Virtual IBANs: the EBA’s report on their issuance and regulation

Virtual IBANs (“vIBANs”) are increasingly being used as payment account identifiers across the EU to redirect payments, yet the definition and the appropriate regulatory treatment thereof remains ambiguous.

The EBA has addressed vIBANs from an AML/CFT perspective in its Opinion issued in July 2023 (EBA/Op/2023/08), and thereafter carried out a wider assessment of the practices of payment service providers (“PSPs”) or other entities offering vIBANs, with a particular focus on the market integrity, consumer and payments regulatory implications thereof. As a result of such assessment, the EBA published its report on vIBANs (EBA/Rep/2024/08) on 24 May 2024.

Given the absence of a definition of or common approach to vIBANs, the EBA primarily sets out some standard characteristics that it observed from the results of its assessment, including the fact that a vIBAN has the same format and functionality as a regular IBAN and is linked to a payment account (referred to as the ‘master account’). In turn, such master account has its own IBAN and is generally opened either in the name of the end user of the vIBAN or in the name of another entity which allocates the vIBANs to the end users. The latter scenario involves the opening of the master account (with vIBANs linked to it) with banks in the name of the institution that allocates the vIBANs to its customers (the end users), and also serves as the institution’s safeguarding account.
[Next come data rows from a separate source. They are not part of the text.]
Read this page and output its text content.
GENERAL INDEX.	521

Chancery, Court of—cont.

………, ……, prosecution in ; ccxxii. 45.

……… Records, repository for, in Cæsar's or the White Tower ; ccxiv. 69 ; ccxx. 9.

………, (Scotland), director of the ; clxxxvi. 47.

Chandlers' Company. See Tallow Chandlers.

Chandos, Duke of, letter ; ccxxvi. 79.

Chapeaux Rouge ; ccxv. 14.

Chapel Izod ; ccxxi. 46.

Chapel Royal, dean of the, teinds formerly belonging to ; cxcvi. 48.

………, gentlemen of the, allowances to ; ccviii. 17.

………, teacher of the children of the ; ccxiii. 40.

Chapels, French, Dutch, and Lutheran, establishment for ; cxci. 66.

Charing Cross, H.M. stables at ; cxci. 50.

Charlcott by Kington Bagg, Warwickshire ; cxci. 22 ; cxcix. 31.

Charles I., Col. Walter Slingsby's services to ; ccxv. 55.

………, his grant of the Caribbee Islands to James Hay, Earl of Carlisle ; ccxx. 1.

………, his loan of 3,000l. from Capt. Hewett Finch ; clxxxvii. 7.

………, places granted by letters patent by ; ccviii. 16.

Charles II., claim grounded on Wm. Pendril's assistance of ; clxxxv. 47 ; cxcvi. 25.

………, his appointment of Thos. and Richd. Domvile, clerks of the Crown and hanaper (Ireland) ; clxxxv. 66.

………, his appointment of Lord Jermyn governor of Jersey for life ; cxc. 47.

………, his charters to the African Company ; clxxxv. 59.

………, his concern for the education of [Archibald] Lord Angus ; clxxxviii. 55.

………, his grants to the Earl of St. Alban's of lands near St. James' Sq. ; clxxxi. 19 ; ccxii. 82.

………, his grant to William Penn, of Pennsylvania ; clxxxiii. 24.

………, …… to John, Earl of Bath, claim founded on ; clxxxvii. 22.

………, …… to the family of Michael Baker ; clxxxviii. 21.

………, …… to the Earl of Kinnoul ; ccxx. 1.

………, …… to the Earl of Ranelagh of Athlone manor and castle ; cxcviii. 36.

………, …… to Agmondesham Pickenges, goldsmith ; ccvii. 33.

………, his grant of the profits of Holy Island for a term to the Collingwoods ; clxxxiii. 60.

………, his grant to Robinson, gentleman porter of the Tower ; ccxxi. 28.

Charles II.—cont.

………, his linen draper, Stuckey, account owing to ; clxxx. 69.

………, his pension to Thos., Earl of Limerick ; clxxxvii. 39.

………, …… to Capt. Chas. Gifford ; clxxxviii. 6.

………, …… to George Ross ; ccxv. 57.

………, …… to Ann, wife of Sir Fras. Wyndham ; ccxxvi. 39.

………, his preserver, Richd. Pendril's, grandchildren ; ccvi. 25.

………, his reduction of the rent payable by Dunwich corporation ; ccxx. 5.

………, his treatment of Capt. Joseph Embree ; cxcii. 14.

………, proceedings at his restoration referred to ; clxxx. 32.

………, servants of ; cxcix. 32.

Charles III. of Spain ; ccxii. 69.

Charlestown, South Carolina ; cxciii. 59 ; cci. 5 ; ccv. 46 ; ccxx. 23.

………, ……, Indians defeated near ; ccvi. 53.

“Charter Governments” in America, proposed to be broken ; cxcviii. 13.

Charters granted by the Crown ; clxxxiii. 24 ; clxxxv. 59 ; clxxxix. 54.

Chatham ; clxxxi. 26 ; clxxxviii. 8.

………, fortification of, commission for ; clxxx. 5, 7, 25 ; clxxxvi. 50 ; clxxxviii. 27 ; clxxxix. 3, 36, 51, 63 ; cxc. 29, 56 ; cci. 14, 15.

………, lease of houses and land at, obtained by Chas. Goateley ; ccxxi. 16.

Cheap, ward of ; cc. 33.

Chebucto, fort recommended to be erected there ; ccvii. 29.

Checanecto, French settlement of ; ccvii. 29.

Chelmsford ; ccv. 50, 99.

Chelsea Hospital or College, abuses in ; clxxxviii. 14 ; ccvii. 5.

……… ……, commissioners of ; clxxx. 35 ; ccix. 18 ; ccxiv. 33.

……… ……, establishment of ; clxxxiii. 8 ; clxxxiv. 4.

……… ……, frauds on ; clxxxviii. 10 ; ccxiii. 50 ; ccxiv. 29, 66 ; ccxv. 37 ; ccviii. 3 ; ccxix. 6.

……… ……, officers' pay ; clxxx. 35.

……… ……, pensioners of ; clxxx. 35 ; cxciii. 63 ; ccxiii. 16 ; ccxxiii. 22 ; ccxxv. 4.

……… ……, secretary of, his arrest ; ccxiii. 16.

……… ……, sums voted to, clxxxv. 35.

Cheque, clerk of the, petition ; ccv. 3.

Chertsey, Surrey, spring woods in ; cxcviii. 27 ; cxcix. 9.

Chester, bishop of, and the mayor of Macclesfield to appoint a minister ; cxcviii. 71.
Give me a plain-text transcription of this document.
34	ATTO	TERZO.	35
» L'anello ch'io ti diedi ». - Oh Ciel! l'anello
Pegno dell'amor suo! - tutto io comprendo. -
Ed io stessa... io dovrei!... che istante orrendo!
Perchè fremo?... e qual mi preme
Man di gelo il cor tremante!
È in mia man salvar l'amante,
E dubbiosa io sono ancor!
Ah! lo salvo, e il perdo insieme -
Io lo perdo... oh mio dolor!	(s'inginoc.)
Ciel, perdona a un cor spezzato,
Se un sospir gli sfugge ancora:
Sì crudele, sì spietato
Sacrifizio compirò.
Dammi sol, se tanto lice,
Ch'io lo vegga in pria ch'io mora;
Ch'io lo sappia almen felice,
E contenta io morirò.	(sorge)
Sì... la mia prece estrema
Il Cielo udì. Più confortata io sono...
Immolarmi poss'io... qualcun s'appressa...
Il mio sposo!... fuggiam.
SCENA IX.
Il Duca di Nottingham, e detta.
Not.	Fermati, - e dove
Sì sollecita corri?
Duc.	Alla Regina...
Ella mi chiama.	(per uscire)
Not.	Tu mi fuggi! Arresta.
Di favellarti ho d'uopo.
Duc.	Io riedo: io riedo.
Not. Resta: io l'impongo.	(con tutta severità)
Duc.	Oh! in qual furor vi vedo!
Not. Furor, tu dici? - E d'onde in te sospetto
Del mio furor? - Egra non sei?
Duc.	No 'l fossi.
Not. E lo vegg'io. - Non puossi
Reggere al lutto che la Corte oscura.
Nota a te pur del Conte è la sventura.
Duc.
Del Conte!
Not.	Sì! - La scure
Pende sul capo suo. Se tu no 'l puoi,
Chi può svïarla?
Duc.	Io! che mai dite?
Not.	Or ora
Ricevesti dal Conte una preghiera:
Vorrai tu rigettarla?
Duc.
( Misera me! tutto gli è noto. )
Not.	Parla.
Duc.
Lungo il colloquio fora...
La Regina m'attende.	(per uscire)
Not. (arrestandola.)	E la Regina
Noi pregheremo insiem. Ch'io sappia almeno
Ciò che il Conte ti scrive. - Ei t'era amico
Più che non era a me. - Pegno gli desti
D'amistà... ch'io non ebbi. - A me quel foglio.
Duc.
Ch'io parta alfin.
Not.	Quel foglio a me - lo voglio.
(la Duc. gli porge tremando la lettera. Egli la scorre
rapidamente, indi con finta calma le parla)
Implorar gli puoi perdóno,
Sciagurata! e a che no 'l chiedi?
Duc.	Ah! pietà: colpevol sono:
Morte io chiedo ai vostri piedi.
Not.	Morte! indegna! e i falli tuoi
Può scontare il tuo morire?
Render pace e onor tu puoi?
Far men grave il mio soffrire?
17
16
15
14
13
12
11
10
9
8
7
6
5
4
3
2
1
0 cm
Despite such similarities, the EBA observed that vIBANs are used to served different purposes and have different functionalities which may enable their users to make and receive payments to or from third parties, or which may be used for a more limited purpose. The EBA sets out six use cases through which PSPs or other entities which partner with a PSP offer vIBANs to their customers.

  1. PSPs having a branch in a host Member State offer to customers vIBANs with the country code of that host Member State, while the master account it held and services from the home Member State;
  2. PSPs partner with another PSP to offer vIBANs that have been issued by the partner PSP and the identifier is that of the partner PSP and the country code is that of the host Member State in which the partner PSP is authorised or has a branch;
  3. PSPs partner with a bank to offer vIBANs that have been issued by the partner bank and the identifier is that of the bank, with the country code being that of the Member state in which both the institution and the partner bank are authorised;
  4. Non-EU institutions offer to their non-EU customers vIBANs that are issued by a partner PSP and the identifier is that of the partner PSP, with the country code being that of the Member State in which the partner PSP is authorised;
  5. Non-EU institutions offer to their customers worldwide vIBANs that are issued by a partner PSP and the identifier is that of the partner PSP, with the country code being that of the Member State in which the partner PSP is authorised;
  6. PSPs offer vIBANs to companies managing payments on behalf of other group companies that allocate the vIBANs to other subsidiaries of the group.

The EBA also identified the main risks and challenges for institutions, competent authorities and end users of vIBANs which arise from the use of vIBANs. Amongst others, such risks include:

  1. Divergent interpretations on the applicable AML/CFT regulatory framework in case of cross-border provision of vIBANs, leading to risks of AML/CFT supervisory gaps;
  2. Unlevel playing field and regulatory arbitrage issues stemming from divergent interpretations across competent authorities on the way in which the SEPA Regulation and the ISO IBAN standard apply to vIBANs;
  3. Risks for end users where they are not the master account holders and issues stemming from divergent interpretation across authorities about the qualification of the relevant payment services in these cases;
  4. Risks of divergent categorisation and reporting of payment transactions by PSPs under PSD2, where the vIBANs and the IBAN of the master account have different country codes;
  5. Unlevel playing field on the application of the service ensuring verification of the payee, introduced by the EU’s Instant Payments Regulation, where the payee using a vIBAN is not the master account holder.

In addressing every risk identified above individually, the EBA suggests measures which PSPs and competent authorities may implement to mitigate such risks, including in respect of the risk set out in c) above by way of example, a recommendation for a clarification of the definition of a ‘payment account’ and whether the uses of vIBANs that are not the holder of the master account are considered to have a payment account within the meaning of PSD2.

The advantages associated with vIBANs may have contributed to their increased use, however, the EBA notes that the divergent interpretations amongst competent authorities undermines the EU Single Market and the lack of legal certainty obscures regulatory oversight of such service and consumer protection implications.

Nevertheless, the EBA’s report may be interpreted as a positive indicator that it is time to recognise and discuss the use of vIBANs, whilst possibly determining its implications from a regulatory point of view.